Pero no: lejos de todo lo anterior hemos decidido construir más tanques, más drones, más fusiles. Porque, aparentemente, la mejor forma de defender “los valores europeos” es enterrarlos bajo toneladas de acero y pólvora, mucha pólvora. Y que por metralla no sea. Para mí que algunos listos se están haciendo de oro entre rearmes, aranceles y comisiones, y no, no me estoy refiriendo a los proletas de la Bahía de Cádiz precisamente.
Von der Leyen no es Lisístrata ni ha leído a Aristófanes. De ahí que no imagine otra vía que la de aflojar las nalgas en vez de apretarlas, que es lo que la situación exige. Nos pide serenidad, pero nos prepara para el invierno espartano. Ya no se habla de desescalar, ni de diplomacia, ni de mediación. Nada. El menú es guerra con postre de esparadrapo y dos ibupofrenos de 600. Nos obligan a renunciar a la palabra y nos convierten en fusileros y legionarios dirigidos por un algoritmo trucado de la inteligencia artificial.
Y aquí es donde conviene ponerse serios. Y panfletarios. Muy panfletarios. No a esta guerra. No a ninguna guerra. Nunca. Jamás. Las guerras solo engordan a los fabricantes de armas, endurecen el corazón del poder y sepultan generaciones en fosas comunes sin tiro de gracia. No hay victoria que valga la vida de un chaval de veinte años. Ni geopolítica que justifique el sufrimiento de un niño que pisa una mina de las que la dulce Europa está sembrando la frontera polaca.
¿Quieren guerra? Que vayan primero los hijos de los mandatarios que comen mejillones fritos en Bruselas. Que encabecen el pelotón de vanguardia los siete hijos de Von der Leyen, y los de Scholz y su sucesor, como leches se llame, y los de Macron, y los de cada ministro que alce la voz con épica guerrera desde un despacho bien calentito. Que sientan en carne propia el precio del heroísmo que nos piden a los demás. A ver cuánto dura el entusiasmo bélico cuando toque vestir de uniforme al niño de la casa.
Aquí sobran trincheras y faltan camas. Y de paso que nos capitanee otra Lisístrata…
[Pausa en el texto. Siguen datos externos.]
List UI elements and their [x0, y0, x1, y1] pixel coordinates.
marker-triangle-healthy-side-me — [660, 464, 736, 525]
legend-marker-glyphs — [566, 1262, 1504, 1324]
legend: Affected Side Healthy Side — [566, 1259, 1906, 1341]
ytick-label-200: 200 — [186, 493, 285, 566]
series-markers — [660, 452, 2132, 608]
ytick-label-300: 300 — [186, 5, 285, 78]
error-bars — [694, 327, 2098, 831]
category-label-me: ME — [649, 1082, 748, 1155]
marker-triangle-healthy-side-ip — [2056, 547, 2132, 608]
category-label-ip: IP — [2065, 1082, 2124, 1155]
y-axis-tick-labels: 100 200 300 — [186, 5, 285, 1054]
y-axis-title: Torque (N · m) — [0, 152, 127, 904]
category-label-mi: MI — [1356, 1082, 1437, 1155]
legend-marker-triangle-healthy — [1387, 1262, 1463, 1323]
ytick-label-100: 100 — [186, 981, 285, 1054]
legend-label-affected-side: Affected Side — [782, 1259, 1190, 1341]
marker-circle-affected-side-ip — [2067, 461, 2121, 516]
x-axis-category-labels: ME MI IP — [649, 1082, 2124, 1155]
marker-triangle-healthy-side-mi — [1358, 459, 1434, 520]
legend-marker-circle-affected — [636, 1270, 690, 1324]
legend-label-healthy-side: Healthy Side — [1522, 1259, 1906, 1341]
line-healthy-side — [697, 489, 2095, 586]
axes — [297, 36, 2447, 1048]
Retomemos el viejo grito hippie, con flores en el pelo y una zamarra con flecos: Haz el amor, no la guerra. Valiente cursilería dirán algunos. Pero lo único cierto es que nada más triste e inútil que responder a la violencia con más violencia.
Y si no saben cómo acabar con la guerra de Ucrania, lean a Aristófanes, pregunten a Lisístrata, aquella ateniense de hace más de dos mil cuatrocientos años que sabía encender incendios sin fósforos, y apagar guerras con el temblor lento de una cadera. O mejor: váyanse al carajo todos y permítannos morirnos de viejos, a ser posible en la misma cama donde folgamos tantas veces y no sobre el barro de un trinchera.
[Úrsula, ya te digo que el dinero del neceser de urgencia me lo he gastado en una edición del Decamerón…, y dónde va a parar: relaja, inspira y permite soñar.]